Michael Bloomberg received a frosty reception in Alabama just two days before Super Tuesday.
The billionaire former New York City mayor, 78, and Joe Biden, 77, visited Brown Chapel African Methodist Episcopal Church in Selma on Sunday morning to mark the 55th anniversary of “Bloody Sunday,” when civil rights activists violently clashed with Alabama State Troopers on Edmund Pettus Bridge.
“The people of Selma will struggle for the soul of the nation,” Bloomberg said during his speech as a diverse handful of protesters in the audience stood up and turned their backs to him.

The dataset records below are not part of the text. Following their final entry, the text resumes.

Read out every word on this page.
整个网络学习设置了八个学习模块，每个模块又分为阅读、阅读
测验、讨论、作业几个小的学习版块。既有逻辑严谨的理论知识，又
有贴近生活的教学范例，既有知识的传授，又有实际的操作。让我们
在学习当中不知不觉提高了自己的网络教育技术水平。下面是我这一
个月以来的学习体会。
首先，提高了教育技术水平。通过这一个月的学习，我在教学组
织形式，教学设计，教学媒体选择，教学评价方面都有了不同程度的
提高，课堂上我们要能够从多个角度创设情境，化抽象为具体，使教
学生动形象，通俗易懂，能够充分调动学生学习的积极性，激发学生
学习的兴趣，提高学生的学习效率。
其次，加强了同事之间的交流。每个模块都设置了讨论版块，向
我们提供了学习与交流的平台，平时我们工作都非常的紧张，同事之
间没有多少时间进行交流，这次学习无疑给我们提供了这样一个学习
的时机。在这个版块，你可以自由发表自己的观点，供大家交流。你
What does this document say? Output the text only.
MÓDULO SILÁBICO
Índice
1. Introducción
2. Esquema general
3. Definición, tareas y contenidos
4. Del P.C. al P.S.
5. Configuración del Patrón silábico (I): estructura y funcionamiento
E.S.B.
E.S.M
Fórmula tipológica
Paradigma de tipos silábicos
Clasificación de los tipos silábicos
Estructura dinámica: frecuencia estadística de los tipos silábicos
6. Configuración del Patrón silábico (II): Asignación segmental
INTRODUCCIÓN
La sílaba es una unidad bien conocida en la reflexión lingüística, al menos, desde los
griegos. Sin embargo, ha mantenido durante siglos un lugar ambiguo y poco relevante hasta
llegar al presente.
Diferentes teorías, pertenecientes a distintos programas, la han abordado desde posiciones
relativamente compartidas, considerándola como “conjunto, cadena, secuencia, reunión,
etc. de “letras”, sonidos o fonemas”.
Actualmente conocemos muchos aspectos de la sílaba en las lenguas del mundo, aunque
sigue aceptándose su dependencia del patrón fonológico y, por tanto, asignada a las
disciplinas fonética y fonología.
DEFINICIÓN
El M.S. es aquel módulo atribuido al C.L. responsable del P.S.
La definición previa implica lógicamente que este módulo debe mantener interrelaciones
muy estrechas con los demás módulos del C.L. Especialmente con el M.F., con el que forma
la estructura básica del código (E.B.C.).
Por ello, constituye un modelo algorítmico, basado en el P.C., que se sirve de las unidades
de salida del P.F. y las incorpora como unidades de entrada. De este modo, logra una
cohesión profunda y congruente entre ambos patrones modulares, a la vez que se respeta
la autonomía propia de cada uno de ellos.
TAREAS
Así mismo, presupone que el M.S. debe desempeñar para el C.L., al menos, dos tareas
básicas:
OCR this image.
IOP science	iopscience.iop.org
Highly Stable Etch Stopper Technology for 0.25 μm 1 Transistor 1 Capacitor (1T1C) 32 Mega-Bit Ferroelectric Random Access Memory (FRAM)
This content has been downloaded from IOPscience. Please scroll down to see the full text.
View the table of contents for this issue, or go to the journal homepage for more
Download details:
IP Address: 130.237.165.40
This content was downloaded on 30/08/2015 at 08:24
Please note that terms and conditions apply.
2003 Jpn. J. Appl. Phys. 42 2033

Bloomberg has faced scrutiny for racially-tinged comments he’s made in the past about policies, such as stop and frisk and “redlining,” which critics have panned as being discriminatory to minority communities.
“It was my mistake, and I apologized for it. I’ve asked for forgiveness, but I can’t rewrite history, and I’ve got to make sure we don’t do it in the future,” he said specifically of New York City’s stop-and-frisk policing approach this week during a CNN town hall.
Alabama will present 2020 Democratic presidential candidates this Tuesday with the opportunity to earn some of its 52 pledged delegates, but the dynamic on display within the church Sunday doesn’t bode well for Bloomberg’s outreach efforts with black Democrats, a crucial, although not monolithic voting bloc within the party.
Here’s my video of congregants turning their backs on Michael Bloomberg at the Brown AME Chapel #BloodySunday service https://t.co/eaXJiBwBxr
— Daniel Newhauser (@dnewhauser) March 1, 2020
Bloomberg and Biden, the two-term vice president, will both participate in a reenactment of the walk across Edmund Pettus Bridge. Images of the violence that broke out at that spot 55 years ago helped build support for the Voting Rights Act of 1965.
The pair, who are vying to dominate the center-left lane of the 2020 Democratic primary, will cross paths after Biden’s decisive win in South Carolina on Saturday, buoyed in part by his appeal among black Democrats in the first-in-the-South state and before they finally go head-to-head in 14 contests across the country on Super Tuesday.